Le fait de déposer un projet en tant qu’habitant va ouvrir un dialogue riche et permettre une concertation entre les habitants et l’équipe municipale. Cela va permettre de voir quelles sont les préoccupations, les envies et les besoins. Et je pense que cela pousse les habitants à s’impliquer dans les projets de réaménagement de la commune, s’intéresser aux décisions en termes d’urbanisme, qu’est-ce-qu’on peut améliorer, etc. Le budget participatif, c’est pour apporter quelque chose de nouveau, d’inédit.

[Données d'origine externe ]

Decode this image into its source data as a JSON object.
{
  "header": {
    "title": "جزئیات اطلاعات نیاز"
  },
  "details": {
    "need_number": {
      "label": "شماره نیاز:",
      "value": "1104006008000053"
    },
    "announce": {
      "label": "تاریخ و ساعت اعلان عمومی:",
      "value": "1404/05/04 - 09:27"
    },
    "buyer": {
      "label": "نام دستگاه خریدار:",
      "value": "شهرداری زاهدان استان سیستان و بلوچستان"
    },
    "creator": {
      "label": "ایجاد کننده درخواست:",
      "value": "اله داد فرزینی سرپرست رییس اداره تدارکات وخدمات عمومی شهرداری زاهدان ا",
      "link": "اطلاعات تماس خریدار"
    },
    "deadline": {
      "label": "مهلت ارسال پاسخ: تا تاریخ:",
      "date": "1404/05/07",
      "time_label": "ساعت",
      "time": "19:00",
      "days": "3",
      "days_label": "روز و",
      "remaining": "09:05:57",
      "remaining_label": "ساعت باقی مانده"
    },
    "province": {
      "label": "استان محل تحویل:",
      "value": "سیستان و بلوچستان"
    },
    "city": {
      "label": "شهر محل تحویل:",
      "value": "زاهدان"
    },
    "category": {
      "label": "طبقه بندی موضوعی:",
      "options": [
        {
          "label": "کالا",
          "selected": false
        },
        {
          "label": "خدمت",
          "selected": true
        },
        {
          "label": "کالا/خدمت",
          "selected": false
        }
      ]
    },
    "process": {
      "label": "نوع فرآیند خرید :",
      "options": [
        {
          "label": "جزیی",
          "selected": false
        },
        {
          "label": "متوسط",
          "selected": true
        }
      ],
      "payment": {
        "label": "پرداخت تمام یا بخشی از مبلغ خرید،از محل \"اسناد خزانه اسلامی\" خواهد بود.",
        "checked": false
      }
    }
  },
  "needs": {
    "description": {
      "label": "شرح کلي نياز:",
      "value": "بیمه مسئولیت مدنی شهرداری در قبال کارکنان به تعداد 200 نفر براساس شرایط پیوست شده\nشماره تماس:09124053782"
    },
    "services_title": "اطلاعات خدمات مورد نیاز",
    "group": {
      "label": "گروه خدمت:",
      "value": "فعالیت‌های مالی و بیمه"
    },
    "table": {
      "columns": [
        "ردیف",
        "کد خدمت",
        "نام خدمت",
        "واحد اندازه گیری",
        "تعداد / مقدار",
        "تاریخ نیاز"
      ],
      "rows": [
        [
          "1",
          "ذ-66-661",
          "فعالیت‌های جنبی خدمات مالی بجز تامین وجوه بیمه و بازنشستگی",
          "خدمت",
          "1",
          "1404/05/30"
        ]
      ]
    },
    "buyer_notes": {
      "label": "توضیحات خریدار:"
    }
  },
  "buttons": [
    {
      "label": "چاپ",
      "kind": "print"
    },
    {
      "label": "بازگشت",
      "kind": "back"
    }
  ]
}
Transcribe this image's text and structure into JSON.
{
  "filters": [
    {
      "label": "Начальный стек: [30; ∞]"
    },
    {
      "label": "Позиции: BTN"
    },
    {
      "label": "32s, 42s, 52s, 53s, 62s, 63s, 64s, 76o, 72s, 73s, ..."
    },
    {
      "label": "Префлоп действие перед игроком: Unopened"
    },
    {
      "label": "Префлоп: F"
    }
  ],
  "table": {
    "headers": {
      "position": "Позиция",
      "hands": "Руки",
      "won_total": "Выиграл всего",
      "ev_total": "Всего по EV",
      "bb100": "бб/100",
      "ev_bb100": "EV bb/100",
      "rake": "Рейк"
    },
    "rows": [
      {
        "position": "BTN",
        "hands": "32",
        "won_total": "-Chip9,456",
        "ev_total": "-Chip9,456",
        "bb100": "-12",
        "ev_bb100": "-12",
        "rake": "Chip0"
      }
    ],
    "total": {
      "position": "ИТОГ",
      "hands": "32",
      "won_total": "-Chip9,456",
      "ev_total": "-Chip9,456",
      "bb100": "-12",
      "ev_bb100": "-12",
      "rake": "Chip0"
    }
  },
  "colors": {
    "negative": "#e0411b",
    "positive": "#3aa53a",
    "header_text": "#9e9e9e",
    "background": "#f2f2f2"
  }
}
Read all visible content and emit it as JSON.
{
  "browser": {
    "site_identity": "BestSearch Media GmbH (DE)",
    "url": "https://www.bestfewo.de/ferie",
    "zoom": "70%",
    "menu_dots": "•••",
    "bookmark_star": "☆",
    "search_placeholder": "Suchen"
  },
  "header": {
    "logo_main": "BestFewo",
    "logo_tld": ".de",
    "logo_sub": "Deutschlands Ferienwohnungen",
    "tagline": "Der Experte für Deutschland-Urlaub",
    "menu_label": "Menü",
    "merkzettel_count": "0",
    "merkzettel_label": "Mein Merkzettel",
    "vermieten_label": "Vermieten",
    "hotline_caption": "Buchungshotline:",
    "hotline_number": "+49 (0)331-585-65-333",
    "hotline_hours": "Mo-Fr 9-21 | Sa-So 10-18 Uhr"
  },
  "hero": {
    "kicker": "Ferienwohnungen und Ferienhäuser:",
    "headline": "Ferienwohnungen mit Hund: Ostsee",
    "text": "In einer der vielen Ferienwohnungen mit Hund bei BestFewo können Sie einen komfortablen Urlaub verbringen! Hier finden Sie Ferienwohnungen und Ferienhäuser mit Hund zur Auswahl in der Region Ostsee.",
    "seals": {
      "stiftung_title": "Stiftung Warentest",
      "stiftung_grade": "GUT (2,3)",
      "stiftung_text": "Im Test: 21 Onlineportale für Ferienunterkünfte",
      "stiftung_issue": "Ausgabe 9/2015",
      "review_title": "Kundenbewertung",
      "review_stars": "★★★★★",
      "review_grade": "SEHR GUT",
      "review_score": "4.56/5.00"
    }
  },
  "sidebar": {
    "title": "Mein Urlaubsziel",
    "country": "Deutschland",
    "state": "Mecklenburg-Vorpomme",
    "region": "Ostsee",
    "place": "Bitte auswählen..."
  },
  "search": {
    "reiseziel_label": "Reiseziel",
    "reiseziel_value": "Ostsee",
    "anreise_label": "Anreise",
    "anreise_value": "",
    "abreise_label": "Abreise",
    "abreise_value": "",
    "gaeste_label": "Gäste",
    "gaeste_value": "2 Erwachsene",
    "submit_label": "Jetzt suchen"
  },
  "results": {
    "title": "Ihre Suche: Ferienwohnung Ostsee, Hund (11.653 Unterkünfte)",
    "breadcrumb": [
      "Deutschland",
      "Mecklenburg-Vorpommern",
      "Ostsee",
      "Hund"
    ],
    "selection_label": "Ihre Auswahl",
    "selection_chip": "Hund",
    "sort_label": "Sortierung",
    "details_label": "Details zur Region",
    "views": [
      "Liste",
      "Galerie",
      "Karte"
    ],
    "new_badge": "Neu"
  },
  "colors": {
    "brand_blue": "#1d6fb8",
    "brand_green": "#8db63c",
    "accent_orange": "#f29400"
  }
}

Je trouve que cela apporte du débat et c’est une bonne chose. C’est même plus que vital dans une commune comme Bourg-Saint-Maurice et les Arcs, du fait du changement climatique. On risque de voir une raréfaction des sports d’hiver et cela pourrait avoir des impacts assez dramatiques sur la vie économique, sociale, et culturelle de la station de ski, du fait que cet espace repose beaucoup sur le tourisme blanc. C’est pourquoi il faut dès maintenant réfléchir à comment s’adapter, réfléchir aux ressources à disposition, comment les préserver et en profiter.
Jean Capelle et moi nous sommes demandé : comment créer de la cohésion territoriale entre Bourg-Saint-Maurice et les Arcs ? Nous avons proposé ce qu’on appelle “un ruban fédérateur”, en choisissant 4 points stratégiques à l’intersection entre la route départementale et le funiculaire qui monte aux Arcs, pour y construire des pavillons publics reliés par un chemin.
Ces structures ouvertes à tous et à toutes, à toute heure, où l’on pourrait faire ce que l’on veut, permettraient ainsi de créer des lieux de vie, de détente… Cette idée est aussi venue face au constat d’un manque d’espaces publics protégés de la pluie. Et ces installations s’insèrent à côté de hameaux existants et donc les habitants peuvent en profiter.